ClockDVA [Teatro José Lúcio da Silva], numa linguagem devedora à literatura, poderíamos considerar a banda de Sheffield como prossecutores do legado de Karel Čapek. A porta que jamais deveremos abrir. Os subconscientes atormentados. Os questionamentos subversivos. A relação do homem com a tecnologia e as consequências inerentes, numa construção colectiva quase nunca lúcida e solidária. Musicalmente de “raiz industrial”, socorrendo-nos novamente da categorização do texto de apresentação, mas tal como Esplendor Geométrico é a capacidade de anteverem um futuro de distopia, muito antes de ele (o futuro) se apresentar. Chamam-nos a atenção gritando-nos para o interior. A libertação do “inquietante absoluto”, os totalitarismos tecnológicos, a banalização do desumano. Seremos robôs dançantes. Queremos ser robôs com vontade própria.

Dia 26 de Agosto. Último dia. Das Ich [Jardim Luís de Camões – Acesso gratuito]. Profetas do subgénero de electrónica-gótica. Percursores do movimento “Neue Deutsche Todeskunst”. Um regresso a fazer lembrar os do tio do Brasil, afinal são 19 anos desde a última vez, e em que sobressai não somente a cadência dançante dos temas, reforçada pelo idioma (alemão), mas sobretudo as letras a remeterem para questões psicológicas. Ich e a referência ao universo de Freud.

Antes, Walt Disco [Jardim Luís de Camões – Acesso gratuito] a acrescentar cor, energia não falta, glamour e uma dose tão necessária quanto bem vinda de queer. Uma alegre misturada, cruzamentos inimagináveis entre Jarvis Cocker, Brett Anderson, Duran Duran e Primal Scream. Um lado mais festivo, dançável de outra forma. Representatividade. Em Leiria cabem, sempre couberam, as mais variadas formas de manifestação pessoal e musicais.

Por último, destaque novamente para uma banda nacional – IAMTHESHADOW [Jardim Luís de Camões – Acesso gratuito], trio originário da grande Lisboa, sonoridade densa e afectuosa. Dos entardeceres sem fuso horário. Quando o dia e noite se vão abraçando. O negro atrai as boas almas.

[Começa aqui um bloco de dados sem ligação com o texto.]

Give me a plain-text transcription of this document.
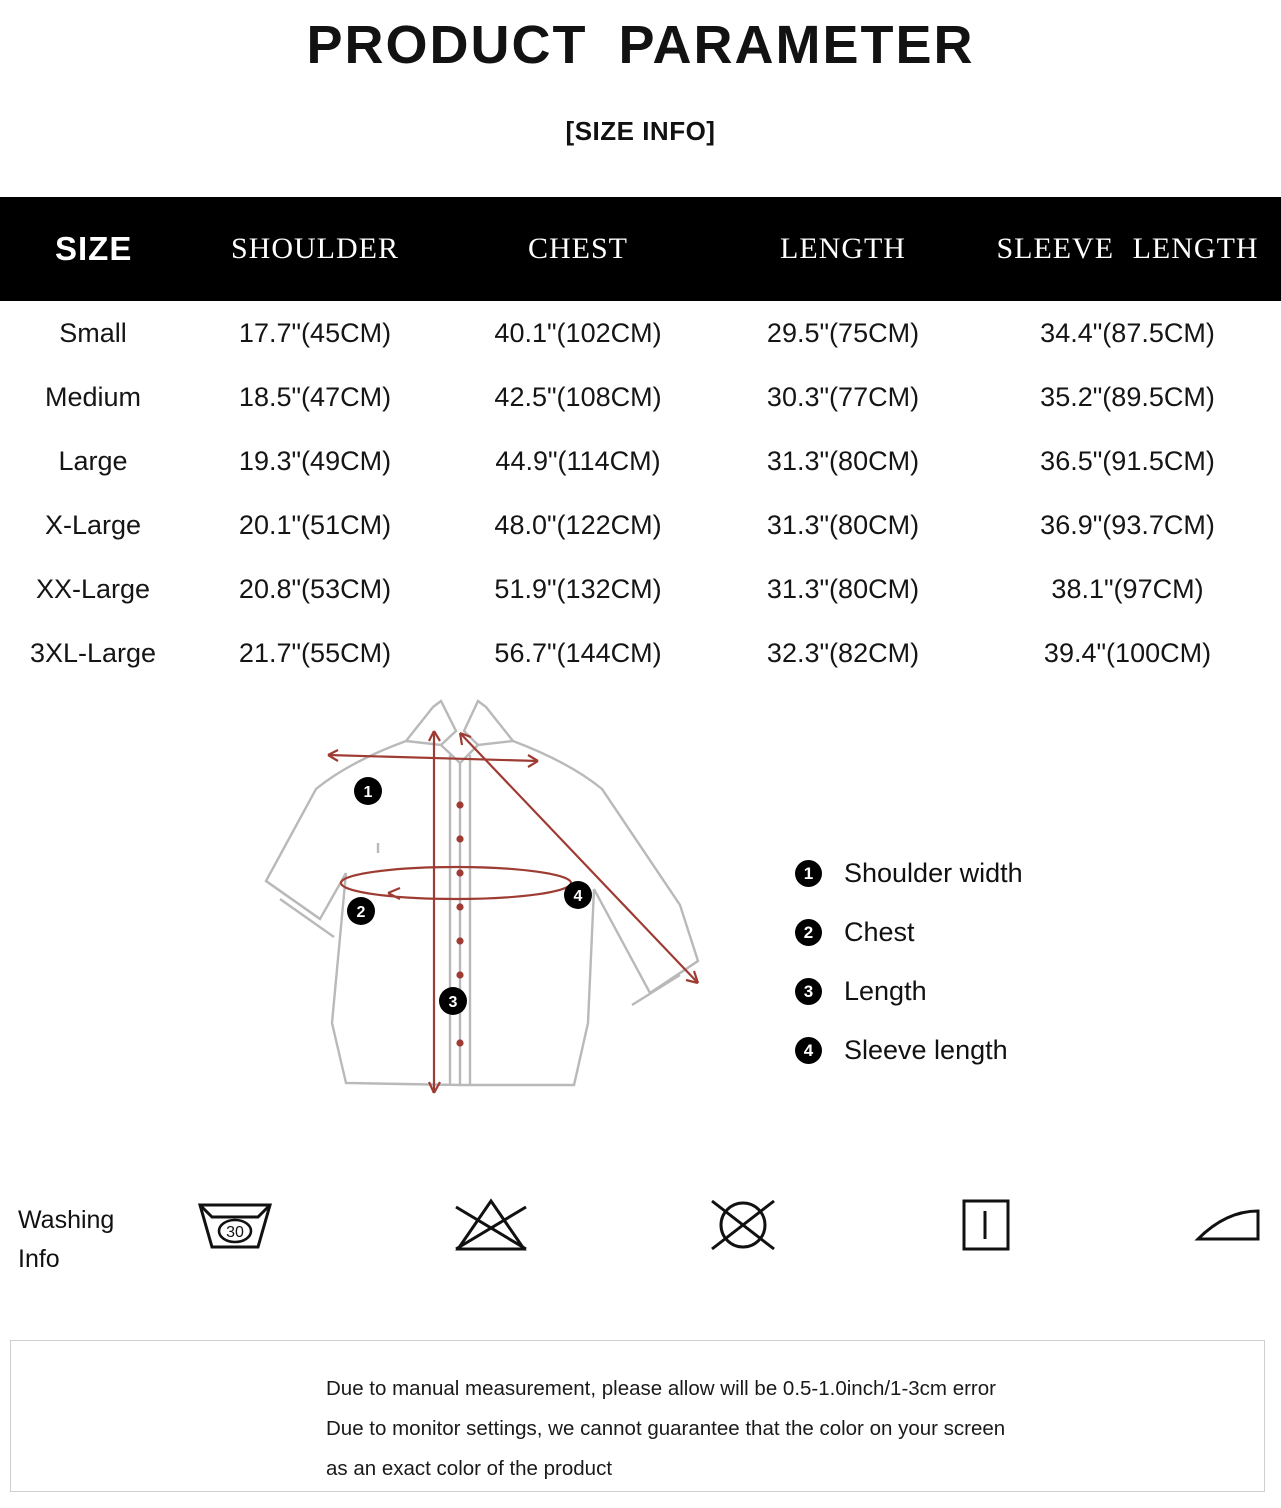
PRODUCT PARAMETER
[SIZE INFO]
SIZE	SHOULDER	CHEST	LENGTH	SLEEVE LENGTH
Small	17.7"(45CM)	40.1"(102CM)	29.5"(75CM)	34.4"(87.5CM)
Medium	18.5"(47CM)	42.5"(108CM)	30.3"(77CM)	35.2"(89.5CM)
Large	19.3"(49CM)	44.9"(114CM)	31.3"(80CM)	36.5"(91.5CM)
X-Large	20.1"(51CM)	48.0"(122CM)	31.3"(80CM)	36.9"(93.7CM)
XX-Large	20.8"(53CM)	51.9"(132CM)	31.3"(80CM)	38.1"(97CM)
3XL-Large	21.7"(55CM)	56.7"(144CM)	32.3"(82CM)	39.4"(100CM)
1
2
3
4
1	Shoulder width
2	Chest
3	Length
4	Sleeve length
Washing
Info
30
Due to manual measurement, please allow will be 0.5-1.0inch/1-3cm error
Due to monitor settings, we cannot guarantee that the color on your screen
as an exact color of the product
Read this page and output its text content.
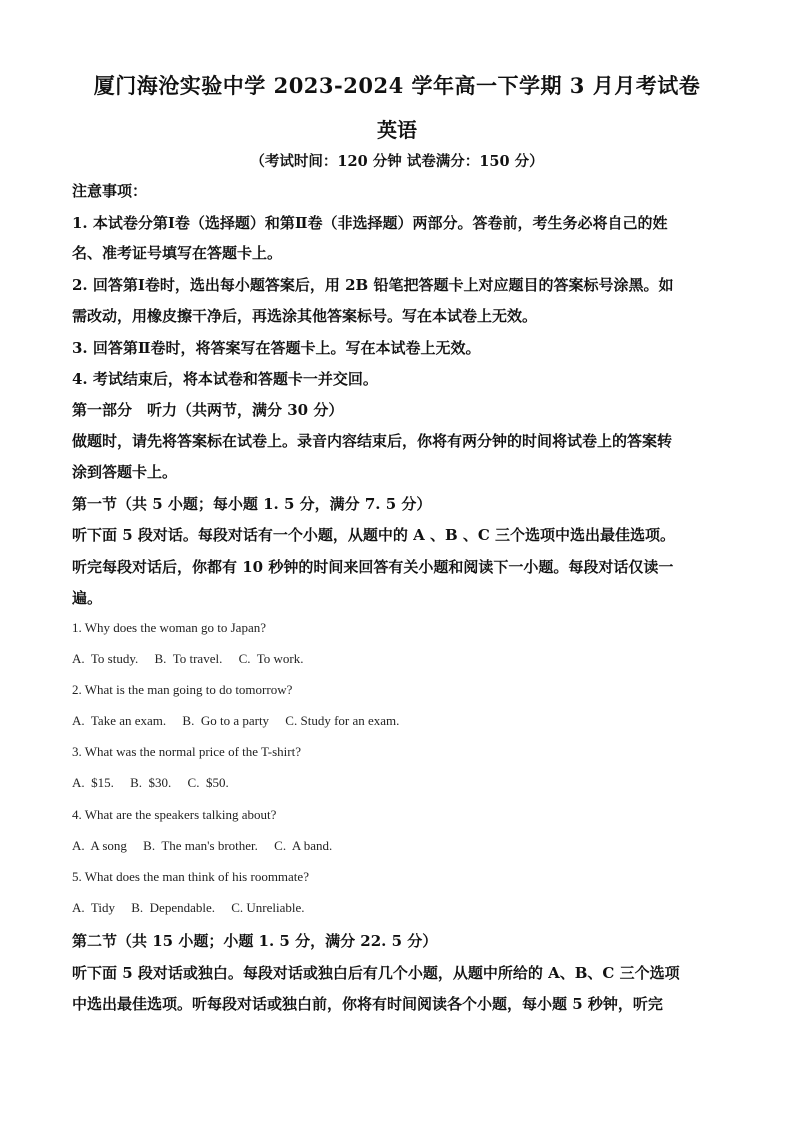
厦门海沧实验中学 2023-2024 学年高一下学期 3 月月考试卷
英语
（考试时间：120 分钟 试卷满分：150 分）
注意事项：
1. 本试卷分第Ⅰ卷（选择题）和第Ⅱ卷（非选择题）两部分。答卷前，考生务必将自己的姓
名、准考证号填写在答题卡上。
2. 回答第Ⅰ卷时，选出每小题答案后，用 2B 铅笔把答题卡上对应题目的答案标号涂黑。如
需改动，用橡皮擦干净后，再选涂其他答案标号。写在本试卷上无效。
3. 回答第Ⅱ卷时，将答案写在答题卡上。写在本试卷上无效。
4. 考试结束后，将本试卷和答题卡一并交回。
第一部分　听力（共两节，满分 30 分）
做题时，请先将答案标在试卷上。录音内容结束后，你将有两分钟的时间将试卷上的答案转
涂到答题卡上。
第一节（共 5 小题；每小题 1. 5 分，满分 7. 5 分）
听下面 5 段对话。每段对话有一个小题，从题中的 A 、B 、C 三个选项中选出最佳选项。
听完每段对话后，你都有 10 秒钟的时间来回答有关小题和阅读下一小题。每段对话仅读一
遍。
1. Why does the woman go to Japan?
A.  To study.     B.  To travel.     C.  To work.
2. What is the man going to do tomorrow?
A.  Take an exam.     B.  Go to a party     C. Study for an exam.
3. What was the normal price of the T-shirt?
A.  $15.     B.  $30.     C.  $50.
4. What are the speakers talking about?
A.  A song     B.  The man's brother.     C.  A band.
5. What does the man think of his roommate?
A.  Tidy     B.  Dependable.     C. Unreliable.
第二节（共 15 小题；小题 1. 5 分，满分 22. 5 分）
听下面 5 段对话或独白。每段对话或独白后有几个小题，从题中所给的 A、B、C 三个选项
中选出最佳选项。听每段对话或独白前，你将有时间阅读各个小题，每小题 5 秒钟，听完
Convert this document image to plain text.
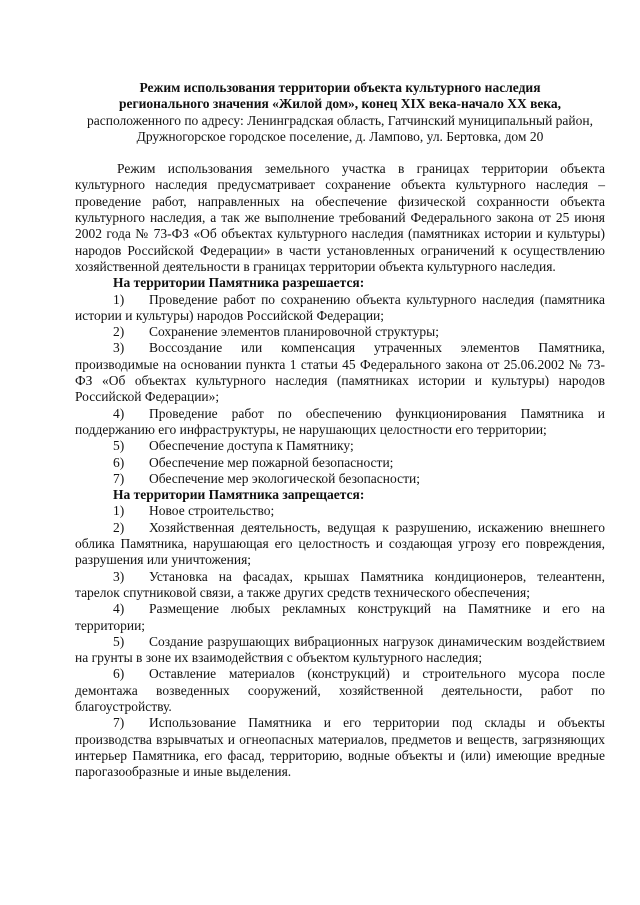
Режим использования территории объекта культурного наследия
регионального значения «Жилой дом», конец XIX века-начало XX века,
расположенного по адресу: Ленинградская область, Гатчинский муниципальный район, Дружногорское городское поселение, д. Лампово, ул. Бертовка, дом 20

Режим использования земельного участка в границах территории объекта культурного наследия предусматривает сохранение объекта культурного наследия – проведение работ, направленных на обеспечение физической сохранности объекта культурного наследия, а так же выполнение требований Федерального закона от 25 июня 2002 года № 73-ФЗ «Об объектах культурного наследия (памятниках истории и культуры) народов Российской Федерации» в части установленных ограничений к осуществлению хозяйственной деятельности в границах территории объекта культурного наследия.

На территории Памятника разрешается:

1) Проведение работ по сохранению объекта культурного наследия (памятника истории и культуры) народов Российской Федерации;

2) Сохранение элементов планировочной структуры;

3) Воссоздание или компенсация утраченных элементов Памятника, производимые на основании пункта 1 статьи 45 Федерального закона от 25.06.2002 № 73-ФЗ «Об объектах культурного наследия (памятниках истории и культуры) народов Российской Федерации»;

4) Проведение работ по обеспечению функционирования Памятника и поддержанию его инфраструктуры, не нарушающих целостности его территории;

5) Обеспечение доступа к Памятнику;

6) Обеспечение мер пожарной безопасности;

7) Обеспечение мер экологической безопасности;

На территории Памятника запрещается:

1) Новое строительство;

2) Хозяйственная деятельность, ведущая к разрушению, искажению внешнего облика Памятника, нарушающая его целостность и создающая угрозу его повреждения, разрушения или уничтожения;

3) Установка на фасадах, крышах Памятника кондиционеров, телеантенн, тарелок спутниковой связи, а также других средств технического обеспечения;

4) Размещение любых рекламных конструкций на Памятнике и его на территории;

5) Создание разрушающих вибрационных нагрузок динамическим воздействием на грунты в зоне их взаимодействия с объектом культурного наследия;

6) Оставление материалов (конструкций) и строительного мусора после демонтажа возведенных сооружений, хозяйственной деятельности, работ по благоустройству.

7) Использование Памятника и его территории под склады и объекты производства взрывчатых и огнеопасных материалов, предметов и веществ, загрязняющих интерьер Памятника, его фасад, территорию, водные объекты и (или) имеющие вредные парогазообразные и иные выделения.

Acabamos como começámos, com outra sugestão de leitura – Companheiros da Penumbra, de Nunsky [Chili Com Carne – 2022]. Novela gráfica sobre a tribo gótica do Porto. As aventuras, sobretudo noctívagas como convém, as amizades que se engendram em torno da música, os 1001 esquemas dos donos do bar, o traçadinho e a Ribeira, descampados e casas abandonadas. Mesmo em pleno contexto de “ebulição climática”, ou talvez por isso, nada como convocar as trevas e um pouco de escuridão. Que o caminho até Leiria se faça deslizante, porque como diz um amigo – “Os carros não foram feitos para andar, mas para deslizar.”